Nakusp Springs to Mind

The West Kootenay town is just off-the-beaten-track enough to be newly discovered.

There is still a place surrounded by towering mountains and ringed with natural hot springs, off the beaten path but on the highway. A place where a starter home is the price of a residential lot in most B.C. cities, and where a lot is the price of an SUV.

“It’s absolutely gorgeous here,” says Karen Hamling who moved with her two then-toddlers to Nakusp from the Lower Mainland in the early 1970s, and never left. “It was just such a great place to raise kids,” she says. “They got a good education and there were all sorts of things for them to do.” Hamling was so taken by her adopted home she ran for council and has stayed for well over two decades, 13 of them as mayor.

Like many interior B.C. towns, Nakusp was founded by miners looking to strike it rich in gold and silver in the late 1800s. Most didn’t, but they set down roots in a lush valley surrounded by the Selkirk and Monashee mountains. Nakusp had a bustling fruit and vegetable growing industry, supplemented by logging activity. In the late 1960s, a dam was created for flood prevention, creating the Arrow Lakes reservoir (as it’s now known), a place of great beauty and recreation.   

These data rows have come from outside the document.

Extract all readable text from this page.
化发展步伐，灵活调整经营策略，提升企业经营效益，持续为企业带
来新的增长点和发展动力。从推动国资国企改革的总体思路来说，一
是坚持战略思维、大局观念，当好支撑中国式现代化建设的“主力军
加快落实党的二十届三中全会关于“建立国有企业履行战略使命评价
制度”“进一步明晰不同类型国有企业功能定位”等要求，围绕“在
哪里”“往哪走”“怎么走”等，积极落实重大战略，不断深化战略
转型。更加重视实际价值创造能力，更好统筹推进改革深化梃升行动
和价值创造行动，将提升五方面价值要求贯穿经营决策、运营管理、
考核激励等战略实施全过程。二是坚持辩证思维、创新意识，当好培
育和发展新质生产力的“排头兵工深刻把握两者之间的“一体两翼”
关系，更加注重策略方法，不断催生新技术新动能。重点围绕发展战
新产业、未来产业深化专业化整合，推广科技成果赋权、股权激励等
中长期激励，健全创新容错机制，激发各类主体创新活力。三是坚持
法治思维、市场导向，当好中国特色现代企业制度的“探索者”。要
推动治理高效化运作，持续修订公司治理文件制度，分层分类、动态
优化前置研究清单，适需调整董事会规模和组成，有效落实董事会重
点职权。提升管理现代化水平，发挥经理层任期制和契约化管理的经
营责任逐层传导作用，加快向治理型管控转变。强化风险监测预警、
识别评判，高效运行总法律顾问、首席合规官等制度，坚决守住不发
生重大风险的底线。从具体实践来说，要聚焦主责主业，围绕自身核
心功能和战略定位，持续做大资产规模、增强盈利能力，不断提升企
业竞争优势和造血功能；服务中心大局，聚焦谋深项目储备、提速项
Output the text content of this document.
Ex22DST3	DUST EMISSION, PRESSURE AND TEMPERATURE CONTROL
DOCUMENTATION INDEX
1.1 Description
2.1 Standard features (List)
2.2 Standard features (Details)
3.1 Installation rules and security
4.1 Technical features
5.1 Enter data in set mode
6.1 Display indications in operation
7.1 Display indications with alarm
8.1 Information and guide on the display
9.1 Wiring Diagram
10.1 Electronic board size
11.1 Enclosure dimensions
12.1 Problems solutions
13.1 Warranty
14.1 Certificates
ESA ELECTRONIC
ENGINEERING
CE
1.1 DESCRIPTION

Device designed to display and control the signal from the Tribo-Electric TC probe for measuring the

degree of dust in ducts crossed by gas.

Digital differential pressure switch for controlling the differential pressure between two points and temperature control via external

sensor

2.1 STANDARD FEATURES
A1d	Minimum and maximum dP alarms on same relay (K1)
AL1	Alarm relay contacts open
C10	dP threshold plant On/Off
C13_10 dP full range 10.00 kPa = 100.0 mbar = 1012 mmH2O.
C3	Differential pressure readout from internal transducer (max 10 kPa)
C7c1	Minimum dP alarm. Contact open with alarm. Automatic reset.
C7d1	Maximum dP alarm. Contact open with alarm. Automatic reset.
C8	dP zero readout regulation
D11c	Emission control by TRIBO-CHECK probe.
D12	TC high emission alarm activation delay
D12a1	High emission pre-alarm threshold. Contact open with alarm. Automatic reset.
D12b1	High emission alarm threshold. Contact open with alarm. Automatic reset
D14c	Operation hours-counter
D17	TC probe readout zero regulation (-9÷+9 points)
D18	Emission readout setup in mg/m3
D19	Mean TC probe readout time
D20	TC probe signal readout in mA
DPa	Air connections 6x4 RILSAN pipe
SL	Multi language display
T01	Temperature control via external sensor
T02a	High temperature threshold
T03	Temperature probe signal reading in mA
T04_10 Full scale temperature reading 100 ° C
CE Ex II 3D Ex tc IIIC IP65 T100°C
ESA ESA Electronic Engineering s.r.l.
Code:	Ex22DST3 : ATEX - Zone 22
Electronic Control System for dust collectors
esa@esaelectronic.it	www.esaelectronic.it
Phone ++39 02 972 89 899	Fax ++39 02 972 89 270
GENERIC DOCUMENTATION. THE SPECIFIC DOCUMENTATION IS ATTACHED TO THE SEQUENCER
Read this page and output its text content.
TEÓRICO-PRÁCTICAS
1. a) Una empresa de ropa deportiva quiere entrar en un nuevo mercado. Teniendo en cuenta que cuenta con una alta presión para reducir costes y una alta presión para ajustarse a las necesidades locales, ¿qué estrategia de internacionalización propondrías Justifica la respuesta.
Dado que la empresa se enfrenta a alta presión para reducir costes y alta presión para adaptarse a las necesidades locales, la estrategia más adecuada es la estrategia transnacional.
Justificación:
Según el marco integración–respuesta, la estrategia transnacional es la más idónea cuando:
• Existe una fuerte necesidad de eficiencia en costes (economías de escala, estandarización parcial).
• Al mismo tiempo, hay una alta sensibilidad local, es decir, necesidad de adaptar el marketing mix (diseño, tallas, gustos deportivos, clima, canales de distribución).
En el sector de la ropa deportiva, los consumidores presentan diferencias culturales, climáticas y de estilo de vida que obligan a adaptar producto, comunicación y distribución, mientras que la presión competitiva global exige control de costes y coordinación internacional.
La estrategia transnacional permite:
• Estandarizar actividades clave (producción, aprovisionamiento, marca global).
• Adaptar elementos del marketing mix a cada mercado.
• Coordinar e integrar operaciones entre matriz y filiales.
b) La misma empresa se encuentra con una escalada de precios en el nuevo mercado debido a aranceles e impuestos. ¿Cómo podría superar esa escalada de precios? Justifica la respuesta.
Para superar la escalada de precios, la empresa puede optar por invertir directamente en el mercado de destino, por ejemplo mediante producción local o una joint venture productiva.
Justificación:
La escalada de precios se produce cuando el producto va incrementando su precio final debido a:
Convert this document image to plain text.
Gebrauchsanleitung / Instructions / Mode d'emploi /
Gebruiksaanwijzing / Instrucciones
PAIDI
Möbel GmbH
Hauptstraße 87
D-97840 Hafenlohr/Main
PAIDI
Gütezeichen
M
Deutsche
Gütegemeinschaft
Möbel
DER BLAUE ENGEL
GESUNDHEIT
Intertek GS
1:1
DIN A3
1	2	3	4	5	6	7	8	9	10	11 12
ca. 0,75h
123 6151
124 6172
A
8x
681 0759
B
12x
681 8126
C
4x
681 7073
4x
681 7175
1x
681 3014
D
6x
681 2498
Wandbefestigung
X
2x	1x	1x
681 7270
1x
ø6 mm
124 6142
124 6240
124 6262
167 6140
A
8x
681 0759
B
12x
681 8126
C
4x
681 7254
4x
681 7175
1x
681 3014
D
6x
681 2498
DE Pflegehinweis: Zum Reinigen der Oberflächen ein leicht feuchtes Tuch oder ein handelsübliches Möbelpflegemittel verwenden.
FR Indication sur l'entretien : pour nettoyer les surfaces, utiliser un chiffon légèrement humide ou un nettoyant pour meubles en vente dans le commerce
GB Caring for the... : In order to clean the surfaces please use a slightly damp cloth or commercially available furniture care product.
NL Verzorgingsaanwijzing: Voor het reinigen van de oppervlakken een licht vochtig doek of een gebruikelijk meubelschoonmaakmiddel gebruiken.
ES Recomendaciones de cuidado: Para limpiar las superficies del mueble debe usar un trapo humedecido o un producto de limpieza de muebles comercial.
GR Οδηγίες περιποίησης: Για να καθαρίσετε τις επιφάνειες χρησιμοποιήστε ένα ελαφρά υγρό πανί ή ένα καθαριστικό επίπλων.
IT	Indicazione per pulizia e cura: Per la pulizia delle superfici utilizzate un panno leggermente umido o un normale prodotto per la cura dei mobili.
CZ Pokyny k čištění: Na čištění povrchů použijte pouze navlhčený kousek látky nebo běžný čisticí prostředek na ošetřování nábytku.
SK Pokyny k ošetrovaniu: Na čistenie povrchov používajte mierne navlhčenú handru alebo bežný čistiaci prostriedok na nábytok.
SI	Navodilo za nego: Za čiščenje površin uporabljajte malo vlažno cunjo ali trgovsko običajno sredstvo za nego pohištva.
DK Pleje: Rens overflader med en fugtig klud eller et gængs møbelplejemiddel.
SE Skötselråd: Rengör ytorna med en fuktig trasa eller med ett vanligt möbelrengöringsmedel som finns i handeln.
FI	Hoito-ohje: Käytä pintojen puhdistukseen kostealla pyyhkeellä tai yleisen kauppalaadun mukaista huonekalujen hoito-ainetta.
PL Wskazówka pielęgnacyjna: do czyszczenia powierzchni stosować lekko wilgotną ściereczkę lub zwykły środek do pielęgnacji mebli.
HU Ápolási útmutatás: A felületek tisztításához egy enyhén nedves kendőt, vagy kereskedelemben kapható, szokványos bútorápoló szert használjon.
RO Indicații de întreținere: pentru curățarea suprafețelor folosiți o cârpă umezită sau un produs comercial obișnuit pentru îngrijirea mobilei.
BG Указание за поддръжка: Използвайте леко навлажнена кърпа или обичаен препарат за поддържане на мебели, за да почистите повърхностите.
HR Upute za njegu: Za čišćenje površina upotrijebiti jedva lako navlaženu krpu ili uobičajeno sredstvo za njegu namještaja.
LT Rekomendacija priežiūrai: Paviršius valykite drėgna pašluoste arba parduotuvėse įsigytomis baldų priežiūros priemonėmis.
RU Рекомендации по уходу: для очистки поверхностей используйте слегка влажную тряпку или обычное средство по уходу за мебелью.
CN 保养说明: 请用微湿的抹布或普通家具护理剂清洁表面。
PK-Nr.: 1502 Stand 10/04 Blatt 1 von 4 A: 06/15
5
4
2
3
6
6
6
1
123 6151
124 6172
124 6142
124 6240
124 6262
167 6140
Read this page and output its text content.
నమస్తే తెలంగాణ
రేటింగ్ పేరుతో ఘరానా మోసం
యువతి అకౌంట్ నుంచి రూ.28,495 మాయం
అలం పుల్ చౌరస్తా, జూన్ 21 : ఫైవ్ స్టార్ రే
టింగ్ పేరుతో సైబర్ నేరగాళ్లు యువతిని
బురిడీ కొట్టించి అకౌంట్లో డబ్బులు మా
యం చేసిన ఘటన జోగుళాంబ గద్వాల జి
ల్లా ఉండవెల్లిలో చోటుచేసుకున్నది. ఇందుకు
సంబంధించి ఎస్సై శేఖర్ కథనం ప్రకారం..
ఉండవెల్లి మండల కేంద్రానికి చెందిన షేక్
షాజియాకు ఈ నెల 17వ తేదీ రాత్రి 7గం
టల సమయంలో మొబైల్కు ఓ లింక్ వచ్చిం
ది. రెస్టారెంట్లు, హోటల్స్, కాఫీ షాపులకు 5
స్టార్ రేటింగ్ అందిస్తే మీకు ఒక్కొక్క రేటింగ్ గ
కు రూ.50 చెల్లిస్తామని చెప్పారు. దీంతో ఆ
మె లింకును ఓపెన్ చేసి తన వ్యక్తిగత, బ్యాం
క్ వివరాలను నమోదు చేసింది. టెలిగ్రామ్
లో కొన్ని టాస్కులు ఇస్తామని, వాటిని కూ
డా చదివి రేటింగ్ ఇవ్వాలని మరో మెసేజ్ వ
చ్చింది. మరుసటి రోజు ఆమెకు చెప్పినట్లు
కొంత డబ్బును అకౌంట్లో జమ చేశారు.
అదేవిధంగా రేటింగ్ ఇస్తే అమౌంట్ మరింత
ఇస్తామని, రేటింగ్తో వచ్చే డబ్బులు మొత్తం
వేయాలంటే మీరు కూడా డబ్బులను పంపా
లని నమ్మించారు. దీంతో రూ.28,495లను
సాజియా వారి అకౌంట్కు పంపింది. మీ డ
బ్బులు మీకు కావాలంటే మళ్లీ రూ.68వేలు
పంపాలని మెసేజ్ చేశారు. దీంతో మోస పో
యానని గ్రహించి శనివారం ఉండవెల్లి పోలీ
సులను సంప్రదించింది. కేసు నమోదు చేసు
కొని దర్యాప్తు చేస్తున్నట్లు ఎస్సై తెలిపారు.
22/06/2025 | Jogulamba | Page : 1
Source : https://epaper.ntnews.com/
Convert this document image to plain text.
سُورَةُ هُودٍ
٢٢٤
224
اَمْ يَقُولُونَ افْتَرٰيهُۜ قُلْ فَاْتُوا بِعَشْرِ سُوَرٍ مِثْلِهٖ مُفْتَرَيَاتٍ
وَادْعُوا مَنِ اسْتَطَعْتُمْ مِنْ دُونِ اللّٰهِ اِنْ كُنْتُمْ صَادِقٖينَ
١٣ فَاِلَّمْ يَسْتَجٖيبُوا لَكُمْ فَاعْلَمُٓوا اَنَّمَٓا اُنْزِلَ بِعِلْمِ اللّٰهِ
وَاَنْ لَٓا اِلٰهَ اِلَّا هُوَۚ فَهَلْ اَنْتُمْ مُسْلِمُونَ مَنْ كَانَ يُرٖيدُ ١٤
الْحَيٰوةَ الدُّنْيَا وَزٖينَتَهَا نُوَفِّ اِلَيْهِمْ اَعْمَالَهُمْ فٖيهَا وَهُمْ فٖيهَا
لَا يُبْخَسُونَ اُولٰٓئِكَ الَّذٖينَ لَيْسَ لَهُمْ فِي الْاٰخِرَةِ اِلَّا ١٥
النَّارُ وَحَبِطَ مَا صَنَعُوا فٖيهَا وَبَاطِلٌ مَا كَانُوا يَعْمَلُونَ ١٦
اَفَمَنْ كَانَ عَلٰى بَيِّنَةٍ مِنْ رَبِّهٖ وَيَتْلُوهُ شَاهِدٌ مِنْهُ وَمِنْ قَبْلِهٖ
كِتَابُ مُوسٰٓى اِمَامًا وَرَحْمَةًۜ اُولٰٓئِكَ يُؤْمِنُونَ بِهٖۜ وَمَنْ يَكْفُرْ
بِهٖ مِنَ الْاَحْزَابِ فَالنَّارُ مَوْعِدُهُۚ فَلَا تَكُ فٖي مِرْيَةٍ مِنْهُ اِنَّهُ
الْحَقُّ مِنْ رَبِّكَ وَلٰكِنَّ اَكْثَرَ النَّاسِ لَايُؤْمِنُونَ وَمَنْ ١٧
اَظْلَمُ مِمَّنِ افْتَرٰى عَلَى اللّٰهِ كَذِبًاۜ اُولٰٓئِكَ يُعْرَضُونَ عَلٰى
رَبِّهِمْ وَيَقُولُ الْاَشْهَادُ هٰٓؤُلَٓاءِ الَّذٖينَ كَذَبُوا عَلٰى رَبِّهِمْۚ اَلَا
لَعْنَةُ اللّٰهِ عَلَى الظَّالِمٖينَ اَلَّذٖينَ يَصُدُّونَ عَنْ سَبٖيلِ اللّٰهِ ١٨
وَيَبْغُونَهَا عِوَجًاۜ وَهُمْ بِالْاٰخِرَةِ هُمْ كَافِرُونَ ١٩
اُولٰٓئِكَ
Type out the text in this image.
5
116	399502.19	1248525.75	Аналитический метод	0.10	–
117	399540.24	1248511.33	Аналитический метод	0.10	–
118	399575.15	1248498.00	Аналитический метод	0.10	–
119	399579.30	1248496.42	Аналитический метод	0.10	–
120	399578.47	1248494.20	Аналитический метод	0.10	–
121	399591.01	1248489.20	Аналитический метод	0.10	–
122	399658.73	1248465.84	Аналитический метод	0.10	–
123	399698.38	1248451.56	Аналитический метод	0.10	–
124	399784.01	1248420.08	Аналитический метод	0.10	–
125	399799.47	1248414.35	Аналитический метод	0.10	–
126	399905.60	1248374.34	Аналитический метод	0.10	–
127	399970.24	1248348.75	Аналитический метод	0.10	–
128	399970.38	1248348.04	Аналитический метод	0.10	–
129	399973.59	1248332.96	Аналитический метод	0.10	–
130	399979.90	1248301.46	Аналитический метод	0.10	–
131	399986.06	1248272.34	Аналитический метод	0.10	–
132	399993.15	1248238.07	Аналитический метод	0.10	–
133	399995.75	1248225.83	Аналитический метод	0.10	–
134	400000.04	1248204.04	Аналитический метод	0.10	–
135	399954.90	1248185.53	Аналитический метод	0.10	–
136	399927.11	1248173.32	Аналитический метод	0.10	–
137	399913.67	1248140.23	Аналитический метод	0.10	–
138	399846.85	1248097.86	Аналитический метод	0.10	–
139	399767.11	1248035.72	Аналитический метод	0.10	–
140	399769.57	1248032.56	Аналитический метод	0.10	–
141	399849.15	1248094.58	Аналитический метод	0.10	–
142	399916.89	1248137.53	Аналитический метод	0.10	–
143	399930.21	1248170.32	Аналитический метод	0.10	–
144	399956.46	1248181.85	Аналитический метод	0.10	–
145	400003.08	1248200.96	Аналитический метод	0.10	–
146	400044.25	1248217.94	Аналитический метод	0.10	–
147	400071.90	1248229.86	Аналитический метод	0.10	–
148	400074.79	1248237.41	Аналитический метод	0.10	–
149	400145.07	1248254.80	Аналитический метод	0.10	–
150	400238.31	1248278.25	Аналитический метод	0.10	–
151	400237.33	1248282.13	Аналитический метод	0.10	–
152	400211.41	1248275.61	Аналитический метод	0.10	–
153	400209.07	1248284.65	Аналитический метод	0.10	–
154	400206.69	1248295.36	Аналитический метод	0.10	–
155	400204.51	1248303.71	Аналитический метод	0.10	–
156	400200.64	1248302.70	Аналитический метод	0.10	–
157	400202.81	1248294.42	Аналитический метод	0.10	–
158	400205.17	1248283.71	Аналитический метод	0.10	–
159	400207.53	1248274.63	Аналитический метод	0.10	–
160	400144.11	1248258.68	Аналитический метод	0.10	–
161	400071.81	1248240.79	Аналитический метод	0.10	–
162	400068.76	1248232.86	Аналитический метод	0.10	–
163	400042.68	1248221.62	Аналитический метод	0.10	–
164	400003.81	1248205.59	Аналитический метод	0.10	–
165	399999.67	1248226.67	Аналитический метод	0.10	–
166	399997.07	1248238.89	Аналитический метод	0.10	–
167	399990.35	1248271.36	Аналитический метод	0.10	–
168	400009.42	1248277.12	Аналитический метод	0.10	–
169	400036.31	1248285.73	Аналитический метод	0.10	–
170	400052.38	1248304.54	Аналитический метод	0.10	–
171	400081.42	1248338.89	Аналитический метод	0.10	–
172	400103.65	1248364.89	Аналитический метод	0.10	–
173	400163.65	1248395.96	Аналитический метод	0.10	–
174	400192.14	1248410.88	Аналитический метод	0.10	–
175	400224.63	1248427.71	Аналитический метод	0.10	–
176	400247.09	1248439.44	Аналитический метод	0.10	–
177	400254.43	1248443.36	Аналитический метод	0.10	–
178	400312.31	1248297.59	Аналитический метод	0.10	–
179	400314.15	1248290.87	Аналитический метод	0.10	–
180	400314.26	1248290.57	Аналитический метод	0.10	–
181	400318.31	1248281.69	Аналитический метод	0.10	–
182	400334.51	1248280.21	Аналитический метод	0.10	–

“Naksup still has that quirky, small-town feel,” says Salina Riemer from CMH Heliskiing, which pioneered helicopter lifts for skiers to untracked mountainsides. The company chose Nakusp as home for one of its main lodges, CMH Kootenay. “The terrain is absolutely incredible. It’s an easy drive from Spokane [Washington] and Kelowna. We’ll often fly into hot springs for aprés-ski at the end of the day. Where else can you do that?”

The hot springs are Nakusp’s other natural calling cards: two beautiful commercial hot springs (Nakusp and Halcyon) are just outside town, with many more wild (and free) hot springs peppered throughout the mountains.

The price of homes is a draw, too. “Young people can get into a starter home for $250,000 to $275,000. It’s really affordable,” says Kelly Roberts, owner of Selkirk Realty.

While Nakusp is easy enough to find, at the junction of highways 6 and 23, the natural hot springs are somewhat of an insider’s secret. “Just ask a local,” says former mayor Hamling–or become one.

Buy here: Nakusp average home value (2018): $249,000 (+13%).